Noodle King Restaurant
"My family's not very adventurous at all. Once we find a place we really like, we just kind of stick to it. When I go see my parents for lunch or dinner, our favorite place is Noodle King; it's directly across the street from my old elementary school, P.S. 1. It's not one of the places that does the whole hand-stretching [method of making noodles], but it's just a great, off-the-radar, inexpensive place with very good soups. If I'm eating on the go, I try to find noodle carts. They have steamed broad rice noodles, and you can get a container for a dollar with various sauces squeezed on. It's delicious." Noodle King Restaurant, 19 Henry St at Catherine St (212-571-2440, 19noodle.com). Mon--Thu, Sun 10am--9:30pm; Fri--Sat 10am--10pm.
Russ & Daughters
"Russ & Daughters is the other family staple for whenever the relatives are in town. My favorites are definitely lox ($28--$52/lb), sable ($44/lb) and especially herring ($3.25 per fillet). The store has several different types of herring, and I'm down with all of them. A secret to the lox is you can buy the trimmings—not the head and tails—that come off the nice big slices for really cheap ($3.99/lb)." Russ & Daughters, 179 E Houston St between Allen and Orchard Sts (212-475-4880, russanddaughters.com). Mon--Fri 8am--8pm, Sat 9am--7pm, Sun 8am--5:30pm.

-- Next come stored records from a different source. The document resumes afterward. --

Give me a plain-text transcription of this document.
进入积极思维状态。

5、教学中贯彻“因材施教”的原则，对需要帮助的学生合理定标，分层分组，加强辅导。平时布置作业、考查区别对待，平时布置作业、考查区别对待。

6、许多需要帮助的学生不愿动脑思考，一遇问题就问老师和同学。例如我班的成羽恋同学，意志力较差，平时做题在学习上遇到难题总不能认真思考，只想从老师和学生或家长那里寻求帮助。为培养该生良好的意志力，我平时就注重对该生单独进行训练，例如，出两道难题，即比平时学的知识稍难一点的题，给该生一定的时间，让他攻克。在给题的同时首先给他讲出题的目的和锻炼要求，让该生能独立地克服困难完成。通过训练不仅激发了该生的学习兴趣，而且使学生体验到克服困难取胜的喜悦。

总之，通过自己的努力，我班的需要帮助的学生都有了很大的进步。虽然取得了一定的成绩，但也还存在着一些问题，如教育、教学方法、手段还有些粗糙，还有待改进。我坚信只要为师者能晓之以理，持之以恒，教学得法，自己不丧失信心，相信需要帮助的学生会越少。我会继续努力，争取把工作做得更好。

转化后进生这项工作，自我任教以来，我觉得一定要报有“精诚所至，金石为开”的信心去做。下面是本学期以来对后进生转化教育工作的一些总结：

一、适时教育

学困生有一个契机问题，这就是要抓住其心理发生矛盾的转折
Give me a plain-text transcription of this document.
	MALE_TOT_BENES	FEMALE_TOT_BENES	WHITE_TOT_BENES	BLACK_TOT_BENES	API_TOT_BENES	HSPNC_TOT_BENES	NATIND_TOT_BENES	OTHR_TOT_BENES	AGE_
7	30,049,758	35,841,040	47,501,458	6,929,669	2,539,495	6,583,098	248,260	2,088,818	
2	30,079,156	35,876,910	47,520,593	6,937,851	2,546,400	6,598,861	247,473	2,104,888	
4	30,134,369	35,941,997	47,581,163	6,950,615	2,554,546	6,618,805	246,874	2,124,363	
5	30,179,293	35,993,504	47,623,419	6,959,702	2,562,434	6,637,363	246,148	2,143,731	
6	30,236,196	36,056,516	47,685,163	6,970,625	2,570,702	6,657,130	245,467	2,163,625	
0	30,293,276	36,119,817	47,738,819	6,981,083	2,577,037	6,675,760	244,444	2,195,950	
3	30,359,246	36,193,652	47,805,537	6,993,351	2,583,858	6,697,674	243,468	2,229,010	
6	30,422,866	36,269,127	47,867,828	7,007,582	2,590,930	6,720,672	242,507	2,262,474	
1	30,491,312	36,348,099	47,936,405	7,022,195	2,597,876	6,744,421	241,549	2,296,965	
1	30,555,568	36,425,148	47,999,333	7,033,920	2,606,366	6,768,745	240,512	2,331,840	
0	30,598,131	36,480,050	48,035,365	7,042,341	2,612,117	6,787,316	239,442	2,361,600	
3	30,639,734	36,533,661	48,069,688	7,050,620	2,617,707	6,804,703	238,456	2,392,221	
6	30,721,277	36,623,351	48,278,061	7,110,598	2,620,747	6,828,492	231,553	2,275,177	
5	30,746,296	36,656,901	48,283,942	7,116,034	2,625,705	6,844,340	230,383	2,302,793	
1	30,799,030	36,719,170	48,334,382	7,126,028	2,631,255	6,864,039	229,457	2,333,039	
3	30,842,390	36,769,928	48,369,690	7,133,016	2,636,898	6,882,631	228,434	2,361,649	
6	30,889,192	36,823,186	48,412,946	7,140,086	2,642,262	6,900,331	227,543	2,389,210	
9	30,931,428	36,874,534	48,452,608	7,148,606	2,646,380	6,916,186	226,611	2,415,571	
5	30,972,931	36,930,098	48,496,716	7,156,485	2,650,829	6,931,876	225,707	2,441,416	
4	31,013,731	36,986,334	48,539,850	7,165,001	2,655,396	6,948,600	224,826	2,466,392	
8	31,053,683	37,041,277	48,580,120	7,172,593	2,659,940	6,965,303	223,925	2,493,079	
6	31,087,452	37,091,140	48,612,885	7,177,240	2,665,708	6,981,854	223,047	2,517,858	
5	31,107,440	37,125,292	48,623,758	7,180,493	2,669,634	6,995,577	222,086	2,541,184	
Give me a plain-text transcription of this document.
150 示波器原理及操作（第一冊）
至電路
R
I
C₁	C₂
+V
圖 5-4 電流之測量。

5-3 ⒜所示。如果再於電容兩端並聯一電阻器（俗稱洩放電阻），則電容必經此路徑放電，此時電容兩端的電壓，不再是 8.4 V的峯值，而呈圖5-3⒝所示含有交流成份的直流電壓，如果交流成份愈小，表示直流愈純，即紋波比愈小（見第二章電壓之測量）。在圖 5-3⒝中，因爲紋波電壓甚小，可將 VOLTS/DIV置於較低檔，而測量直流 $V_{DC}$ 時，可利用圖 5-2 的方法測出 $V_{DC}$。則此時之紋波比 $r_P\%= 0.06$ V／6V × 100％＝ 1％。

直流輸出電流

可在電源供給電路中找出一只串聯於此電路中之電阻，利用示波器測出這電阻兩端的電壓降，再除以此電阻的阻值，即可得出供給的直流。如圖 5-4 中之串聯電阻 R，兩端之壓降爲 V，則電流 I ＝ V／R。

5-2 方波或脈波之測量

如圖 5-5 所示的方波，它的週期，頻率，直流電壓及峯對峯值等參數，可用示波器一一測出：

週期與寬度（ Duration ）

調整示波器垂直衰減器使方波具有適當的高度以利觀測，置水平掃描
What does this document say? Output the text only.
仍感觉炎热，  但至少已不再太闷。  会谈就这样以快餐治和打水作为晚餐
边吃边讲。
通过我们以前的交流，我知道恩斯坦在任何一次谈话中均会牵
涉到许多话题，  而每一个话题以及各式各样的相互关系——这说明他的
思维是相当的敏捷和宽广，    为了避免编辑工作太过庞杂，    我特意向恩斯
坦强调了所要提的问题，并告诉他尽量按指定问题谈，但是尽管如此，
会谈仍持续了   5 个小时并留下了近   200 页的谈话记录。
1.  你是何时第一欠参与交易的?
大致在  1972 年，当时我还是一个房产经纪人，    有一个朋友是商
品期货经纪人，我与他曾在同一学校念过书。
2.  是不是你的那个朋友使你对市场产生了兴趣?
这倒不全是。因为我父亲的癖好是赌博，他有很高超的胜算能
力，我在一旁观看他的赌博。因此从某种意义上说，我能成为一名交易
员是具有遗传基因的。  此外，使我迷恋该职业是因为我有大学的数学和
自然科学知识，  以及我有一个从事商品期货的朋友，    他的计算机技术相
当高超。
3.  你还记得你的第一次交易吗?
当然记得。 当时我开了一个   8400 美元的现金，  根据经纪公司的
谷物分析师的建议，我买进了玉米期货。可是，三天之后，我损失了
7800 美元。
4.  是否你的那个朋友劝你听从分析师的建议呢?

"I used to do all my own printing in a darkroom in my loft. Now I use one darkroom exclusively and they're wonderful. They're just master printers. The same guy there has been printing my stuff for years, and they do a beautiful job." LTI Lightside, 34 E 30th St between Madison and Park Aves (212-685-6871, lti-lightside.com). Mon--Fri 9am--6pm.
Museum of Modern Art
"I don't think I'd been [to the museum] since it was renovated; it's just wonderful. I ended up going back there several times while the show ["Looking at Music 3.0"] was up, and I intend to make it back and spend more time at the whole place: the sculpture garden, the galleries and the restaurant. When I went to the Modern [restaurant] for a friend's birthday, even the plates were like works of art." Museum of Modern Art, 11 W 53rd St between Fifth and Sixth Aves (212-708-9400, moma.org). Mon--Wed, Sun 10:30am--5:30pm; Thu--Sat 10:30am--8:30pm. $20, seniors $16, students $12, children under 16 free.